The first reading is from the book of Lamentations. That book, for the most part, is exactly what its name implies, a book of lament, the people of Israel crying out to God for help when things were going terribly for them. But right in the middle of that, we find the gem that we heard today. In the midst of honestly proclaiming and lamenting their misery, the author writes this:

The steadfast love of the Lord never ceases, his mercies never come to an end. They are new every morning. Great is your faithfulness.

Lamentations 3:22 (NRSVUE)

The author of Lamentations doesn’t turn away from the suffering or pretend it’s not real. But even then, they proclaim that God’s love is steadfast and faithful.

The author of Psalm 13 cries out:

How long, O Lord? Will you forget me forever?

Psalm 13:1

But then goes on to write:

But I trust in the your unfailing love.

Psalm 13:5

Like the author of Lamentations, the Psalmist knows and names their pain, but nonetheless calls to God, trusting that God is there and will come and console the people. And Paul takes this consolation one step further. In his Second Letter to the Corinthians, he writes:

God consoles us in all our affliction, so that we may be able to console those who are in any affliction with the consolation with which we ourselves are consoled by God.

2 Corinthians 1:4

Paul writes that not only will we be consoled, but also that we are called and enabled to share that with one another. For Paul, God’s steadfast compassion to us is a gift that we are then able to share.

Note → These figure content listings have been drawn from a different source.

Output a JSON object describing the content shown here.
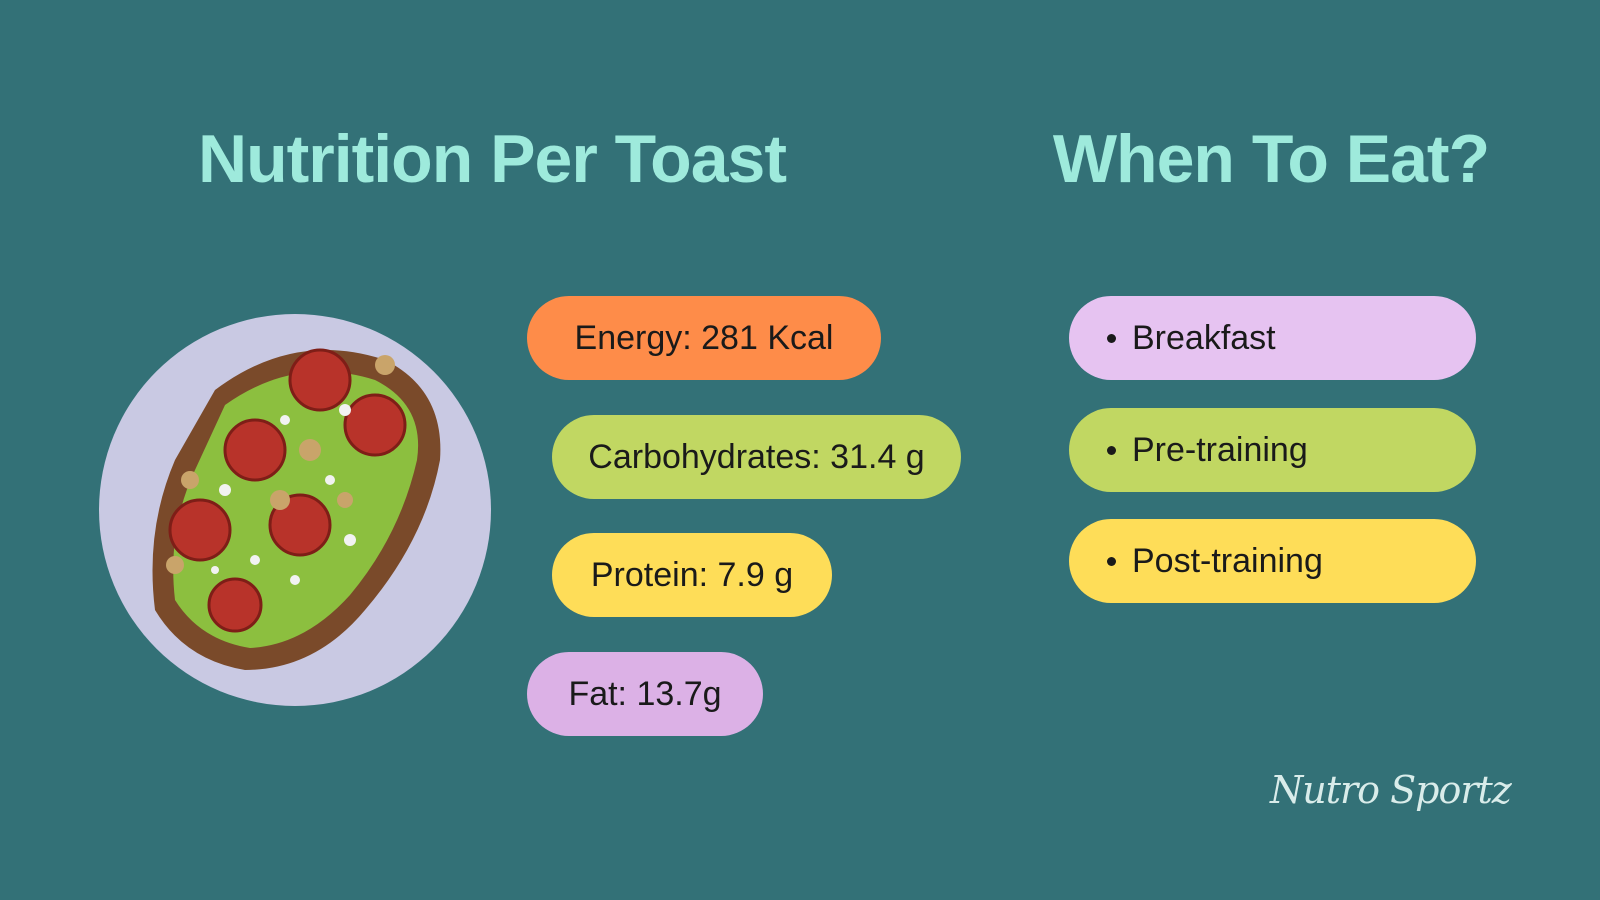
{
  "header": {
    "nutrition_title": "Nutrition Per Toast",
    "when_title": "When To Eat?"
  },
  "nutrition": [
    "Energy: 281 Kcal",
    "Carbohydrates: 31.4 g",
    "Protein: 7.9 g",
    "Fat: 13.7g"
  ],
  "when_to_eat": [
    "Breakfast",
    "Pre-training",
    "Post-training"
  ],
  "brand": "Nutro Sportz"
}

And in the gospel reading, Jesus and his disciples are in a boat when a great windstorm arises. The boat was being swamped, and the disciples were terrified. They woke Jesus up, and he immediately stopped the storm completely, and asked them, “Why are you afraid? Have you still no faith?” And they were filled with awe and confusion.

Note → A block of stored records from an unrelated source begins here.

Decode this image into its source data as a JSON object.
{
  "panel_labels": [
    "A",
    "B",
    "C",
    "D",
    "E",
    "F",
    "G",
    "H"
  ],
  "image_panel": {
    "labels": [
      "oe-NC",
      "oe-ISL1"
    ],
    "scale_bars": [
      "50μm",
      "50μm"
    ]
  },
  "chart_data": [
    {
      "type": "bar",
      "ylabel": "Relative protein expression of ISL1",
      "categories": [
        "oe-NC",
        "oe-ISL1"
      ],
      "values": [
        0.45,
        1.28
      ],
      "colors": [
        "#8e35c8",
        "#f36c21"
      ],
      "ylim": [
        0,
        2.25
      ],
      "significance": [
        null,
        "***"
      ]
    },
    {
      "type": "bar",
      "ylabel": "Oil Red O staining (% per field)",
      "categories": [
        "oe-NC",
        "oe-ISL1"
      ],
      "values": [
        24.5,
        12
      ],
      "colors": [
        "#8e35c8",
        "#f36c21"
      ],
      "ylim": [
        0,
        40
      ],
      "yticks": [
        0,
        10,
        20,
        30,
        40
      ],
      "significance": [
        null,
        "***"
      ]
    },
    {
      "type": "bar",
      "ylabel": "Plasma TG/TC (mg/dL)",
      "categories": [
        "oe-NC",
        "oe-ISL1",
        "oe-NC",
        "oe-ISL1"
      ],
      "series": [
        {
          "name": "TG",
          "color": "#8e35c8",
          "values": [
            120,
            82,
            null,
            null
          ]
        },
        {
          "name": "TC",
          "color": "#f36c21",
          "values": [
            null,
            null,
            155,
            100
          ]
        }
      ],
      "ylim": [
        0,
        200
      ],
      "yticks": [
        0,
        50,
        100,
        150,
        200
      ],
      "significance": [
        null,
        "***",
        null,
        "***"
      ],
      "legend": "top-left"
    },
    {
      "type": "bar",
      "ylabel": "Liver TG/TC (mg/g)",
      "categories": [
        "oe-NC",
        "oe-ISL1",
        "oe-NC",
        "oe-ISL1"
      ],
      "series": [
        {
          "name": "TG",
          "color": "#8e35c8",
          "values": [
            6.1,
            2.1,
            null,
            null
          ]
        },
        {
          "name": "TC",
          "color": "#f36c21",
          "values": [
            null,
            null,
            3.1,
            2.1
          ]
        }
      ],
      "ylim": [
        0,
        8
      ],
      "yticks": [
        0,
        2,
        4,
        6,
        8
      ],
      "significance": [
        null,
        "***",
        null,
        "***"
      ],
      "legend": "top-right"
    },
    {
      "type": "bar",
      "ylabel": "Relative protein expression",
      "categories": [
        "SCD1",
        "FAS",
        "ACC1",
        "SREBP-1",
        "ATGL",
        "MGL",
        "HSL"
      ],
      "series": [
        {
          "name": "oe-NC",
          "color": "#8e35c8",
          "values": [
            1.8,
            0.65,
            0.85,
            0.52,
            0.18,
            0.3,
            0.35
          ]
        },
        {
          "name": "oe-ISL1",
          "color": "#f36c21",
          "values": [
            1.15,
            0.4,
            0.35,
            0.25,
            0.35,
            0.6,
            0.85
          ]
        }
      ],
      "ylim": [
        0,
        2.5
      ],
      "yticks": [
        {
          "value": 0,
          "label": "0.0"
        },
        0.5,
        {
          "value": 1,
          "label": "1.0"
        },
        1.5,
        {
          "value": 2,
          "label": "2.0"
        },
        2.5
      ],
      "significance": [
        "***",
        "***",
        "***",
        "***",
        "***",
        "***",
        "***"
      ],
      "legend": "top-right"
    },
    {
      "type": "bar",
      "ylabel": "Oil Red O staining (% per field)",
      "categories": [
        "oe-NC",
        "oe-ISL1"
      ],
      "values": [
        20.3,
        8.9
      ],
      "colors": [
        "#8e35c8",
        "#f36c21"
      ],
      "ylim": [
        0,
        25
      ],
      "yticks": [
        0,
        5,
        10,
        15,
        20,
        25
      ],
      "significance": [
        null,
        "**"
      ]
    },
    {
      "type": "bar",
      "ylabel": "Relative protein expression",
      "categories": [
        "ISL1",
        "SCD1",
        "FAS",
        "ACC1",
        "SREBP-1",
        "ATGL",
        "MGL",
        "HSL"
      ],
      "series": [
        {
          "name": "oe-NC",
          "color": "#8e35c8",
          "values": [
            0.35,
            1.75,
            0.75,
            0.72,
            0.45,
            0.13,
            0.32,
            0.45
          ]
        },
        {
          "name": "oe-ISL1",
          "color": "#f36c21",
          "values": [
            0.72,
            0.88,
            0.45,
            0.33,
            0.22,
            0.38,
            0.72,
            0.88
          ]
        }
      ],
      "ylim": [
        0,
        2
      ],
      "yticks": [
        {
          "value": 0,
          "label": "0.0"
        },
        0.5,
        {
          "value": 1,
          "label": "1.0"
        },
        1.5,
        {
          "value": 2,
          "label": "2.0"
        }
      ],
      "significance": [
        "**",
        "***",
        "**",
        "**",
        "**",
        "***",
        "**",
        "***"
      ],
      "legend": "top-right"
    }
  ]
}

Why are you afraid, Jesus asks them. Why are you afraid, Jesus might ask us. Why have we been so afraid, so anxious, so worried, so overwhelmed these past three years? Why haven’t we had the faith of the Israelites, of Paul? Why are we so much like the disciples in the boat, so confused, so worried, so terrified, even though Jesus is right there beside them? Right here beside us.

Why are we afraid? Because it’s who we are. That’s what human nature is like. And it’s what faith is like. Faith is not something that takes away the pain. Faith is not something that takes away the suffering. No. In fact, you have faith. You have plenty of faith. The very fact that you are attending a service like this, whether it’s here on site, or on YouTube, that means two things about you: first, you have experienced suffering in the past three years. And second, you have faith that God might just be able to make a difference in that suffering.

Faith is not certainty. Faith is not perfect. Faith is trust. Trust that clings to God when things are bad. Trust that clings to God and cries out, “Where are you? You promised!” Trust that clings to God and cries out, “Why can’t I get over this?” Trust that cries out, “God, I don’t know if you’re real or not, but if you are, come here and fix this!” If you have cried out to God, then you have faith. That’s faith. That’s the way faith talks in the midst of suffering.  

And faith gives us moments of peace amid the chaos. Moments of clarity amid the bewilderment. Moments of hope amid the despair. Moments of calm amid the storm. A life lived in faith means that we are going to go up and down. We are going to say like the Psalmist, “How long, O Lord? How long?” and yet we will also say with them, “I trust in your unfailing love.” We are going to lament our suffering like the author of Lamentations, yet we will also join in saying, “The Lord is good to those who wait for him.” We are going to be like the disciples in the boat, knowing on one level that Jesus is here, but still so scared and worried. And we will be like Paul, and in those moments when we receive consolation, we will be able to share it with others.

And slowly, over time, the chaos will rest. Slowly, over time, the fear will subside. And slowly, over time, the moments of consolation will get more and more frequent, and last longer and longer.

We will be whole. We will be comforted. We will have peace and hope. God promises that. God’s promises can be slow, but they are fulfilled. Every time.